L’Olympique de Marseille vit un début d’été 2025 sous haute tension, et Adrien Rabiot se trouve au cœur de cette effervescence. Alors que son nom était inscrit en toutes lettres sur la liste des transferts marseillaise, le vent tourne à nouveau en faveur d’un possible feuilleton. De Zerbi affiche son envie de réconcilier le joueur avec le club, mais en coulisse, l’AC Milan, séduit, pousse fort. Faut-il croire à un nouveau chapitre marseillais pour le Français ? Ou l’Italie a-t-elle déjà remporté la mise ?
La Serie A flaire le bon coup : Milan passe à l’offensive
Après une saison 2024-2025 solide où Adrien Rabiot a été élu « meilleur joueur de l’OM » par les fans, la perspective d’un départ précipité avait surpris plus d’un observateur. Placé sur la liste des transferts suite à un accrochage en interne avec Jonathan Rowe, ses jours semblaient comptés sur la Canebière. Mais coup de théâtre : De Zerbi, fraîchement intronisé entraîneur de l’OM cette saison, s’est montré ouvert à une réintégration du milieu international. Une déclaration inattendue qui a inversé la tendance (source : conférence de presse du 10 mai 2025).
En parallèle, l’AC Milan avance ses pions. Selon les informations de Calcio Mercato 24, les Rossoneri auraient déjà trouvé un accord contractuel avec l’entourage de Rabiot. Le retour du milieu formé au PSG en Serie A serait donc en bonne voie. Reste à s’entendre avec l’OM, qui réclame pas moins de 15 millions d’euros pour lâcher sa pièce maîtresse. Une somme élevée dans le contexte d’un marché estival que Milan aborde prudemment en 2025, dans un objectif de stabilité financière.
OM vs Milan : duel sportif et stratégique
Si Rabiot semble séduit par un retour en Italie, le projet marseillais n’est pas à enterrer. Grâce à sa qualification directe pour la Ligue des Champions 2025-2026 — contrairement à Milan —, l’OM a un argument de poids. Pour un joueur de la trempe de Rabiot, rêvant de retrouver les sommets européens et des ambiances volcaniques, la C1 reste un critère de décision capital.
De son côté, De Zerbi veut reconstruire une colonne vertébrale ambitieuse. Et malgré les tensions récentes, le technicien apprécie le profil de Rabiot : mobile, expérimenté, capable de casser des lignes, et surtout rompu aux joutes de haut niveau.

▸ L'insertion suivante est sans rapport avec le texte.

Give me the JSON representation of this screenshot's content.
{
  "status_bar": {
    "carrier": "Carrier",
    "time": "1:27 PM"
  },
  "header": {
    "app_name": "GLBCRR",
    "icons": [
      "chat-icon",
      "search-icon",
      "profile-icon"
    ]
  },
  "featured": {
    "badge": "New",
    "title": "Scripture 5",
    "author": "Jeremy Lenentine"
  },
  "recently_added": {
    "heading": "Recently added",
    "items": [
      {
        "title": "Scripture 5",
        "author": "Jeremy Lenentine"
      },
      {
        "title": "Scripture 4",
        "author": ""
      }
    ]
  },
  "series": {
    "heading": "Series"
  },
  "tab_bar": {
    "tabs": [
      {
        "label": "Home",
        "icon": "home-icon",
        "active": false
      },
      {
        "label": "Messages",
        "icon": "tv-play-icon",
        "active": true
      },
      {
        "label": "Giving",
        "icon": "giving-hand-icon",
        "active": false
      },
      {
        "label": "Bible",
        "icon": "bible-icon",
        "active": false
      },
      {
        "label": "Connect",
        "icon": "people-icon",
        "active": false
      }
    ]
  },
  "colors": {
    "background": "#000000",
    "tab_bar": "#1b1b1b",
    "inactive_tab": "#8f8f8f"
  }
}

Face à un PSG toujours plus dominateur — renforcé par l’arrivée récente de Xabi Alonso sur le banc et d’un mercato déjà bouillant — l’OM se doit de capitaliser sur ses meilleurs éléments pour rester compétitif, notamment dans le Classique. Laisser partir Rabiot au cœur de l’été pourrait fragiliser l’équilibre du onze.
Allegri, le joker italien… mais un obstacle européen
Il ne faut pas négliger le rôle potentiel de Massimiliano Allegri. Libre depuis son départ de la Juventus en juin 2024, il multiplie les rencontres avec des clubs italiens, et son retour sur un banc en Serie A cet été semble probable. Rabiot garde une très bonne relation professionnelle avec lui. En cas de signature d’Allegri à Milan (ou un autre club italien), l’attachement entre les deux hommes pourrait influencer la décision finale du joueur.
Mais un retour en Italie signifie abandonner la Ligue des Champions, l’occasion de briller à nouveau dans une compétition où il a souvent été frustré, notamment sous le maillot du PSG. À l’OM, en revanche, la promesse d’une place de titulaire et d’un projet porté par De Zerbi, résolument tourné vers l’Europe, reste alléchante.
Vers un choix décisif d’ici fin juin ?
Pour Pablo Longoria et Mehdi Benatia, vendre Rabiot serait une entaille dans leur crédibilité sportive, surtout face à des supporters marseillais qui l’ont acclamé comme le leader du milieu. S’ils souhaitent réellement donner une impulsion cohérente au projet De Zerbi, montrer de la stabilité est impératif.
Une décision est attendue avant le stage de reprise début juillet. L’AC Milan pousse, mais l’OM peut toujours retourner la situation. Une bataille stratégique et sportive s’engage… à suivre avec attention, car elle pourrait avoir un impact majeur sur les ambitions marseillaises en 2025-2026 – et relancer encore un peu plus la rivalité avec le PSG, qui surveille de loin chaque mouvement de son ancien joueur formé au Camp des Loges.